Alcuni anni dopo fu portato avanti lo studio sulla letteratura in versi, nel quale fu coinvolto Salvatore Sicuro, che già aveva curato studio e pubblicazione dei “Canti greci di Corigliano
d’Otranto”. I canti furono organizzati per paese, con lo scopo di valorizzare le differenze che si ritrovano nelle varie espressioni del griko. Per ciascun paese ellenofono, i brani furono ordinati per tema (canti religiosi, canti d’amore, canti dispetto, canti varii, canti di morte). La pubblicazione vide la luce nel 1999.
Lo studio e la pubblicazione dei manoscritti furono conclusi nel 2015 con l’indagine di Francesca Licci su proverbi, ninne nanne, modi di dire, ecc. Tre opere, in quattro volumi, furono raccolte in un cofanetto contenente la Letteratura Popolare Della Grecia Salentina, cofanetto che costituisce la più imponente raccolta di letteratura popolare tra le Minoranze Linguistiche di antico insediamento in Italia.

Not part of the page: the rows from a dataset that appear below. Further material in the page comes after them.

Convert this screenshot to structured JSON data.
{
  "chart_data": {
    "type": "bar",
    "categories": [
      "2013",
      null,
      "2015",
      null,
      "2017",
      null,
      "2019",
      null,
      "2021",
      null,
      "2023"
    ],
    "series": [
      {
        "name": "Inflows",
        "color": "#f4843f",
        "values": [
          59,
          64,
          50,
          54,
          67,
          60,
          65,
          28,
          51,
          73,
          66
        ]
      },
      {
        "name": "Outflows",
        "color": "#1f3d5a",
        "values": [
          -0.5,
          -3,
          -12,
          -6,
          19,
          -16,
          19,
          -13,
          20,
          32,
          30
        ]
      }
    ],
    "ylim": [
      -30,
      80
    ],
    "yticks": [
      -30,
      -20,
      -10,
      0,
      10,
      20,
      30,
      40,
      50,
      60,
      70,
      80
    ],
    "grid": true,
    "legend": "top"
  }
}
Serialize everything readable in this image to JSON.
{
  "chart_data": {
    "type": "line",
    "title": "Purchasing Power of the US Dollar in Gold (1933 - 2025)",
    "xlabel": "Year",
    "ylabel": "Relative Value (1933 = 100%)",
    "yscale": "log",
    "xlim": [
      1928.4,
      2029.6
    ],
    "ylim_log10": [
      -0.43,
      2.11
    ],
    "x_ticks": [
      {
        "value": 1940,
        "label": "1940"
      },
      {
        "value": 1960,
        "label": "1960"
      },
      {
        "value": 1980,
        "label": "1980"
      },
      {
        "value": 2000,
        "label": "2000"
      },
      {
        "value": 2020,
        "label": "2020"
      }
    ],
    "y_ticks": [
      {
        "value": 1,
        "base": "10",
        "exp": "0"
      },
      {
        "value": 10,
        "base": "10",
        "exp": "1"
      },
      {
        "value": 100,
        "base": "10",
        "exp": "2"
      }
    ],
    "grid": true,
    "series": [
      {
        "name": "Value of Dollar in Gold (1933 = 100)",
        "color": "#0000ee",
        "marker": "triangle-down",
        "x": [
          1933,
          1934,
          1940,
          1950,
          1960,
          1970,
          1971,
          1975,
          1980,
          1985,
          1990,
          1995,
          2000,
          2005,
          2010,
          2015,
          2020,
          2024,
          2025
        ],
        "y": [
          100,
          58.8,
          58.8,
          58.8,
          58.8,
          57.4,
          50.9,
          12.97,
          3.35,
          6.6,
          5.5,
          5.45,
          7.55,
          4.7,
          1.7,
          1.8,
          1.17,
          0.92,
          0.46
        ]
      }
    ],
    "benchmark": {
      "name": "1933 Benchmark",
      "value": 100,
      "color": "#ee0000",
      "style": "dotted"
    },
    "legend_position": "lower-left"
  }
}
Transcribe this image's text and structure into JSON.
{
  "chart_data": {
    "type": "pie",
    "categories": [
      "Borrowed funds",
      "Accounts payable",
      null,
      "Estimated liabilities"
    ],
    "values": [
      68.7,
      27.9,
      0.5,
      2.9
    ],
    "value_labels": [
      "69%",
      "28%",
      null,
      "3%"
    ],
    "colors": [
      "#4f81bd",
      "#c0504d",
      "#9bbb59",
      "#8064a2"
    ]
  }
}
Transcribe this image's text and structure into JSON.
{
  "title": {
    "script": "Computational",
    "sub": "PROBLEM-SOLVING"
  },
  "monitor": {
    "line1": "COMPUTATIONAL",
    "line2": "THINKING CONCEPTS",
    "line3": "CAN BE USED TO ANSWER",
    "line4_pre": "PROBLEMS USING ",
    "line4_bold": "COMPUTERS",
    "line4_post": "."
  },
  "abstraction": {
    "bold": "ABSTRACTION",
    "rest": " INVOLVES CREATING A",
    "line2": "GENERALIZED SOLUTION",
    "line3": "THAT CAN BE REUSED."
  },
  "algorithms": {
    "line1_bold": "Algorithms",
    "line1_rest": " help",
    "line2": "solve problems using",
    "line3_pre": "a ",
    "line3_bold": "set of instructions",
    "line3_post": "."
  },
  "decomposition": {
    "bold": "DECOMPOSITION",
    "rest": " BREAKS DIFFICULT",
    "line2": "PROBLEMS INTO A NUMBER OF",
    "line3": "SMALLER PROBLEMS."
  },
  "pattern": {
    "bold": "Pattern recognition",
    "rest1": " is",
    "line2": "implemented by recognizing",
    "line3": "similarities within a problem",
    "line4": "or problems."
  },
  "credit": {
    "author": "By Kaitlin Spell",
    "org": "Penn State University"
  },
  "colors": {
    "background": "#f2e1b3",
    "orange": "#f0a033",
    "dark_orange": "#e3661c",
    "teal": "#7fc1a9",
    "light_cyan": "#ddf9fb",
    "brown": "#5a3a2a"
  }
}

Ma il Palumbo guardava anche ad Oriente, alla madrepatria greca e proprio per l’utilizzazione in Grecia delle sue ricerche sul campo aveva meticolosamente curato quaderni manoscritti in caratteri greci nei quali aveva proposto molti elementi della letteratura popolare grika, in versi ed in prosa. I manoscritti, portati in vari anni tra Ottocento e Novecento a Costantinopoli (allora greca) parteciparono ad un concorso letterario annuale che il Palumbo vinse per due volte. La guerra greco-turca del 1922, vinta dai turchi, comportò l’esodo dei greci e, con esso, lo spostamento dei manoscritti ad Atene, presso l’Accademia. Il circolo Ghetonìa, con Rocco Aprile e Silvano Palamà, ottenne l’autorizzazione a riproduzione, studio e pubblicazione dei manoscritti. Gli oltre cento anni trascorsi dai manoscritti presso l’Accademia non erano stati sufficienti per giungere a studio e pubblicazione degli stessi. In realtà i testi erano scritti in caratteri greci, ma non in greco, erano in griko traslitterato e ciò ne ha limitato l’uso. Ci hanno pensato due studiosi (Luigi Tommasi per il griko e Jannis Sidirokastritis per il neogreco) a procedere per oltre due anni nello studio comparato dei testi, pubblicati poi da Ghetonìa per l’Unione dei Comuni della Crecìa Salentina. Canti, Fiabe e Dizionario del griko (che precede di varie decine di anni la redazione del vocabolario di griko più antico conosciuto finora, quello del Rholfs) sono i tre tomi dell’opera custodita nel cofanetto de I QUADERNI DI COSTANTINOPOLI.
Una meticolosa biografia del Palumbo è stata curata da Salvatore Tommasi (Argo edizioni, Lecce, 2018) mentre, sempre del Palumbo, sono stati pubblicati a cura di Francesco Giannachi (Ghetonìa, Calimera, 2018) i Canti rodii in greco medievale ritrovati dallo studioso tedesco William Wagner nel 1878 in un manoscritto custodito a Londra e tradotti in italiano dal Palumbo nel 1882 e, di nuovo, nel 1911. Nella pubblicazione di Ghetonìa, la traduzione del Palumbo è affiancata dal testo originale in greco medievale.